Here, My Dear

With Body/Head, Kim Gordon picks up the pieces—then stabs her guitar.

BODY/HEAD

Kim Gordon doesn't fit the mold of "celebrity divorcee." That's a role better suited for a much younger, more famous type of pop starlet, the kind who enters into a shotgun marriage for the sole purpose of writing a hit single about the inevitable breakup two months later. When Gordon left Thurston Moore, her husband of 27 years and Sonic Youth bandmate for even longer, in 2011, that was some real-life, grown-up shit, even if the details—a suspicious text message, another woman, an ongoing affair—seemed ripped from a Lifetime movie. In proportion to how much Gordon ever made her private life public, the reasons for the separation were no one's business but her own.

But when your marriage is propped up for decades as a model of wedded hipster bliss, fans can be forgiven for taking the split personally. They're going to want to know how it could've possibly fallen apart. They're going to want answers.

That has put Gordon, in particular, in an unfamiliar position. Answering questions has never exactly been her thing. Although the prevailing image of her in popular consciousness is with a bass guitar slung over her shoulder, Gordon has an ambivalent relationship to terms like "musician" and "songwriter." She identifies more as a "visual artist," one with a strong conceptual streak, and isn't apt to pour her life into a song, at least not in explicit, easily readable form.
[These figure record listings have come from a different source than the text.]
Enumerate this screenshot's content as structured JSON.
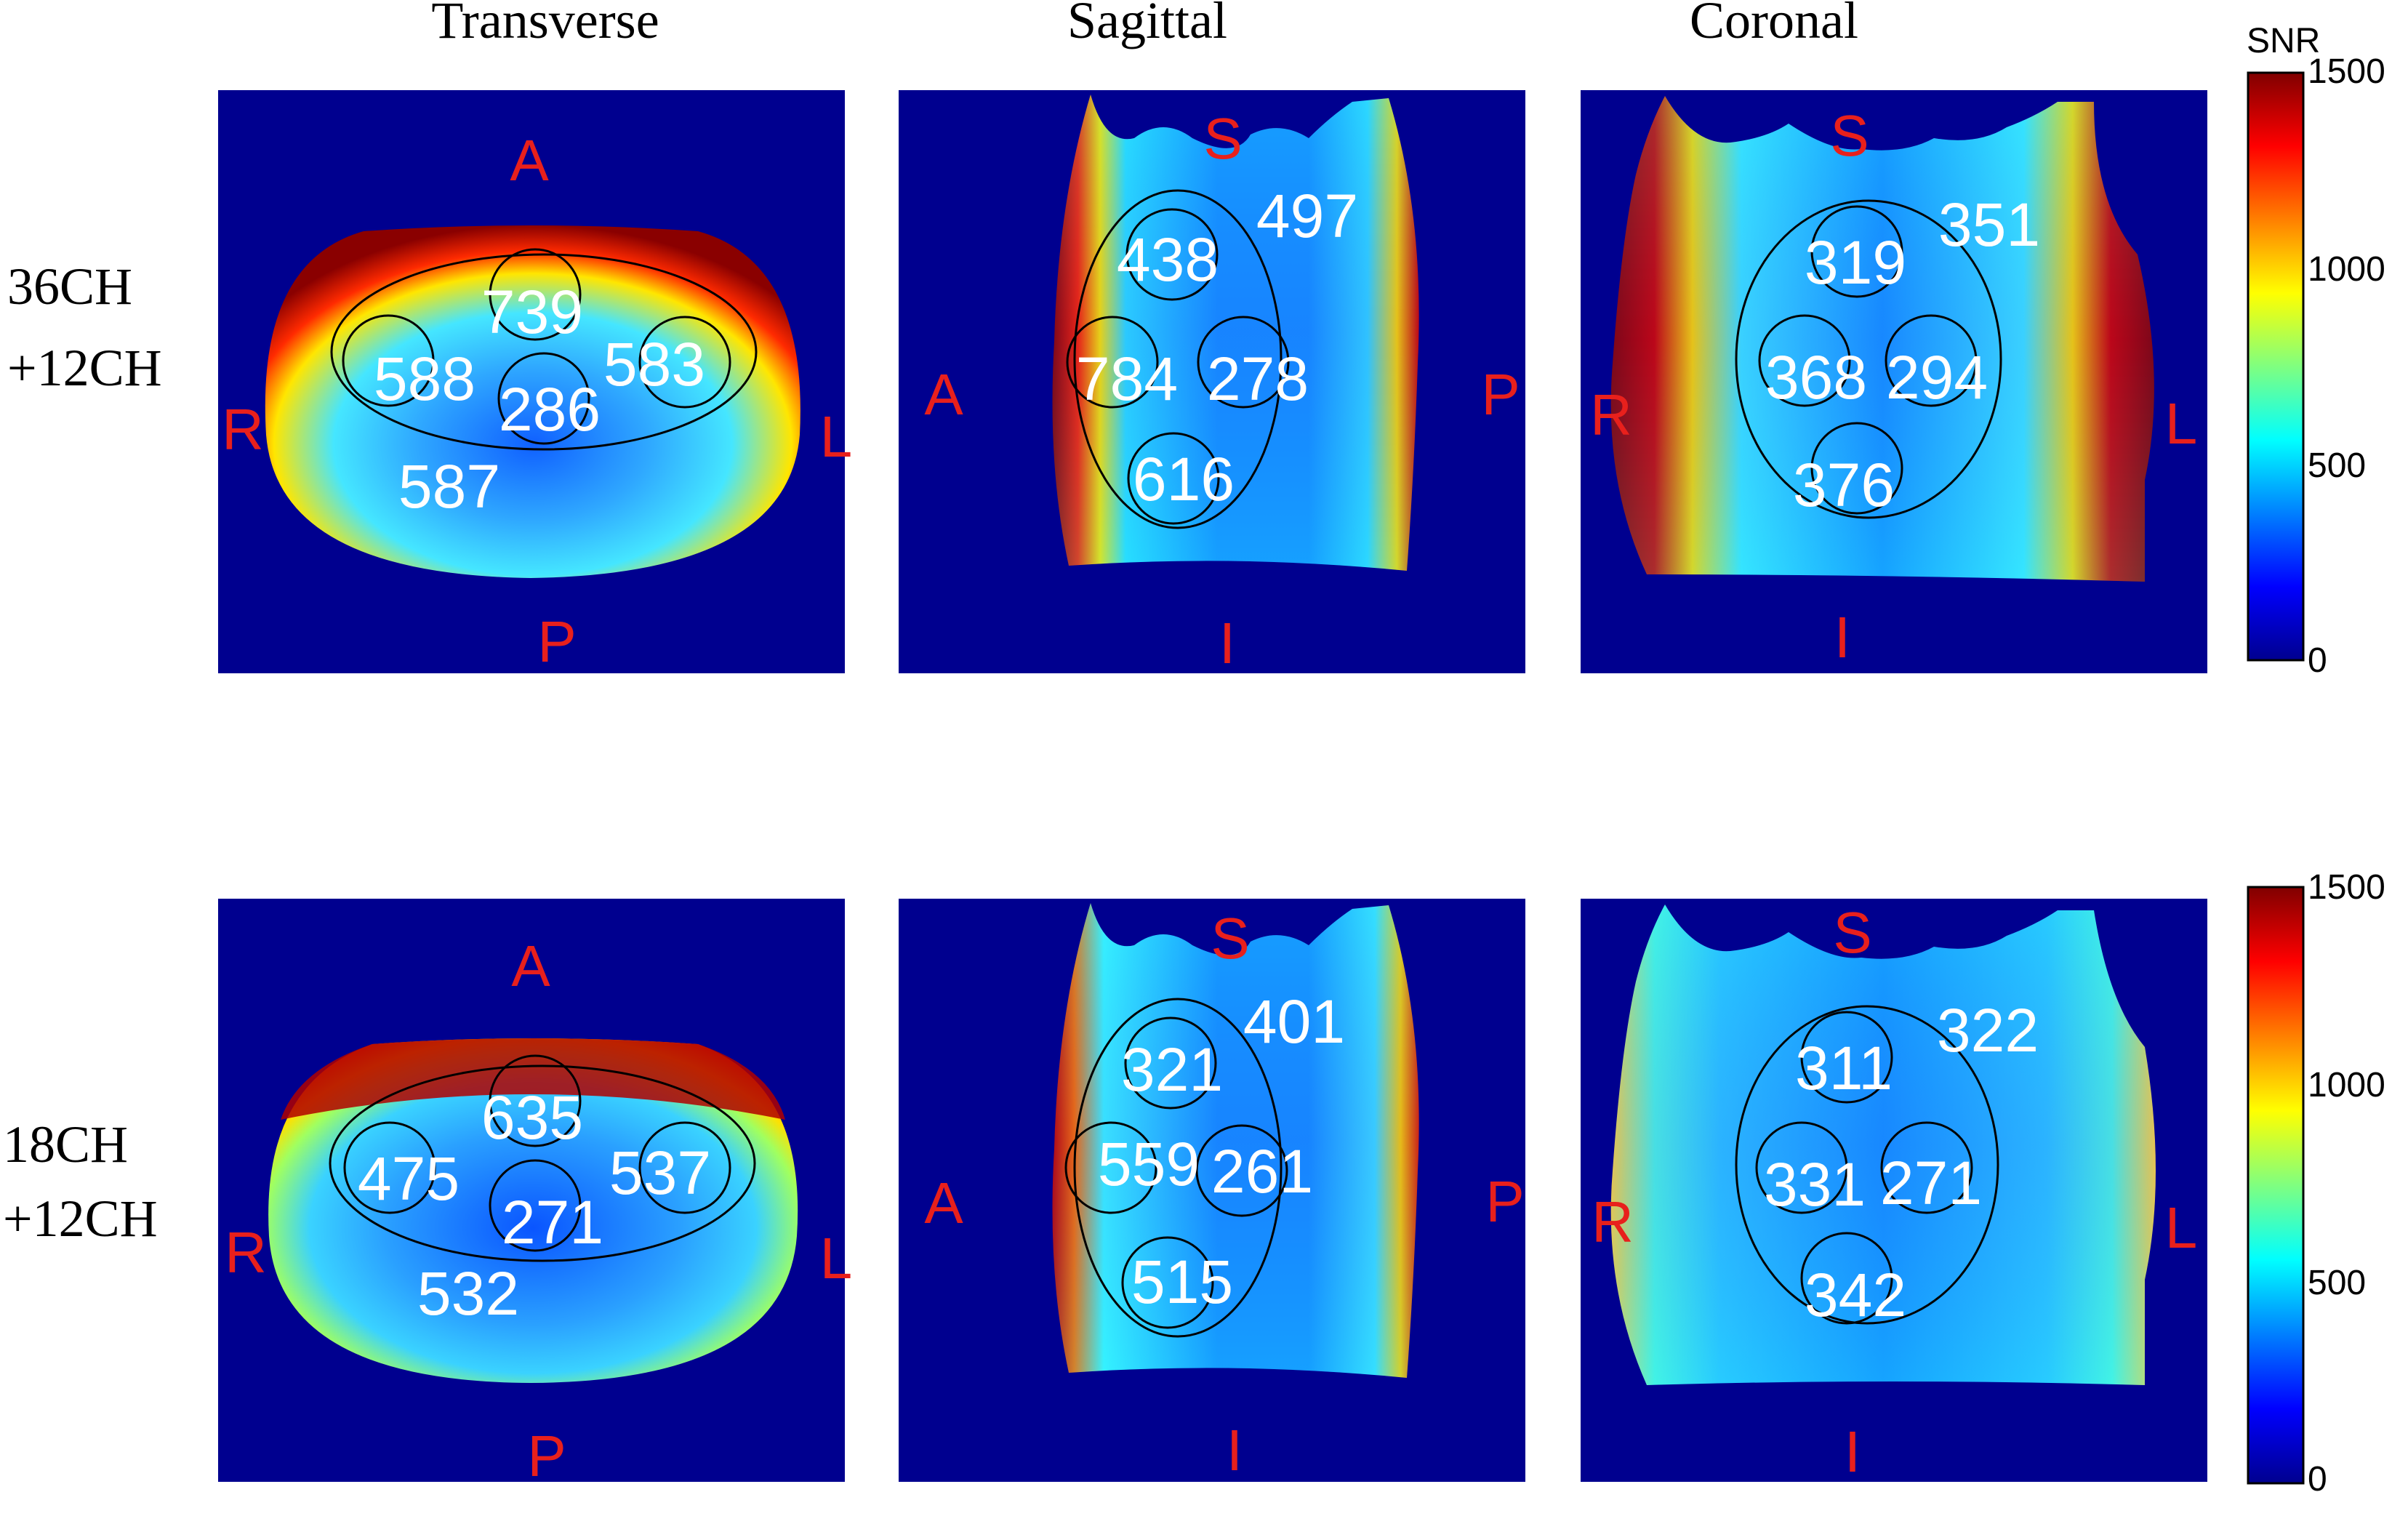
{
  "figure": {
    "columns": [
      "Transverse",
      "Sagittal",
      "Coronal"
    ],
    "colorbar": {
      "label": "SNR",
      "ticks": [
        "1500",
        "1000",
        "500",
        "0"
      ],
      "range": [
        0,
        1500
      ]
    },
    "rows": [
      {
        "label_line1": "36CH",
        "label_line2": "+12CH",
        "panels": [
          {
            "view": "Transverse",
            "orient": {
              "top": "A",
              "bottom": "P",
              "left": "R",
              "right": "L"
            },
            "values": {
              "c_top": "739",
              "c_left": "588",
              "c_center": "286",
              "c_right": "583",
              "c_out": "587"
            }
          },
          {
            "view": "Sagittal",
            "orient": {
              "top": "S",
              "bottom": "I",
              "left": "A",
              "right": "P"
            },
            "values": {
              "c_top": "438",
              "c_left": "784",
              "c_right": "278",
              "c_bottom": "616",
              "c_out": "497"
            }
          },
          {
            "view": "Coronal",
            "orient": {
              "top": "S",
              "bottom": "I",
              "left": "R",
              "right": "L"
            },
            "values": {
              "c_top": "319",
              "c_left": "368",
              "c_right": "294",
              "c_bottom": "376",
              "c_out": "351"
            }
          }
        ]
      },
      {
        "label_line1": "18CH",
        "label_line2": "+12CH",
        "panels": [
          {
            "view": "Transverse",
            "orient": {
              "top": "A",
              "bottom": "P",
              "left": "R",
              "right": "L"
            },
            "values": {
              "c_top": "635",
              "c_left": "475",
              "c_center": "271",
              "c_right": "537",
              "c_out": "532"
            }
          },
          {
            "view": "Sagittal",
            "orient": {
              "top": "S",
              "bottom": "I",
              "left": "A",
              "right": "P"
            },
            "values": {
              "c_top": "321",
              "c_left": "559",
              "c_right": "261",
              "c_bottom": "515",
              "c_out": "401"
            }
          },
          {
            "view": "Coronal",
            "orient": {
              "top": "S",
              "bottom": "I",
              "left": "R",
              "right": "L"
            },
            "values": {
              "c_top": "311",
              "c_left": "331",
              "c_right": "271",
              "c_bottom": "342",
              "c_out": "322"
            }
          }
        ]
      }
    ]
  },
  "colors": {
    "background": "#00008f",
    "orientation": "#e8201c",
    "value_text": "#ffffff",
    "roi_line": "#000000"
  }
}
She acknowledges that recording Coming Apart, the new double album from Body/Head, her collaboration with noise guitarist Bill Nace, was a cathartic experience. But anyone expecting this to be her Rumours or Blood on the Tracks—her "divorce album," in other words—is just going to end up more confused.

"I like lyrics to always be ambiguous, but they were as much influenced by [French filmmaker] Catherine Breillat's movies as they were things happening in my life," says Gordon, 60. "I think anytime someone writes a song, you bring something from your life, whether it's emotion or something authentic you've experienced, into it. Then you add other things to it, or try to."

That said, Coming Apart certainly plays like someone processing a personal crisis. Atonal guitars clang and scrape as Gordon, her voice shakier and more fragile than usual, recites snippets of dialogue like "I can only think of you in the abstract" and "I feel so weak, so stupid"; on the tantalizingly titled "Last Mistress," she even woofs like a subservient puppy. She and Nace have taken to describing the music as "scripted improvisation," meaning there's at least some adherence to form, and the effect is to constrict what would otherwise be a free-flowing exploration of noise to a level of intimacy that is almost frightening. It's a challenging, harrowing and, if you stick with it, ultimately rewarding listen.


Obviously, the commercial aspirations for such a project are low, to put it generously, and initially, they were even less than that. Gordon originally recruited Nace, a longtime acquaintance from the music scene in her hometown of Northampton, Mass., to record a cover of "Fever" for a friend's compilation. They came across the phrase "Body/Head" in a book about the films of the aforementioned Breillat. "We thought it was a good name, so we needed to start a band," Gordon says. After putting out a few limited-run EPs on tiny labels, Coming Apart is being released through indie giant Matador, primarily to give live audiences a heads-up: Daydream Nation this ain't.

"Originally, I was just happy to play music and do something I didn't think I'd have to promote at all," Gordon says. "Then we did a bunch of touring in Europe, and it seems like people's expectations were for more Sonic Youth-type songwriting. It's almost like the record is a calling card for playing live or something."
For Gordon's part, her days of "Sonic Youth-type songwriting," it's safe to say, are over. She might not have put the past behind her completely—she's got a lot of past to process, after all, enough that an hour of tortured guitar noise alone isn't going to cut it—but she's getting there. Asked if she aspires to play in a traditional rock band again, Gordon is uncharacteristically straightforward.

"Not really, I don't," she says. "That isn't to say Bill and I wouldn't do an album of more conventional songs. But I feel like I did that for so long. Now I want to do something else.” 

SEE IT: Body/Head plays the Time Based Art Festival at the Works at Con-Way, 2170 NW Raleigh St., on Thursday, Sept. 19. 10:30 pm. $15-$20. 21+.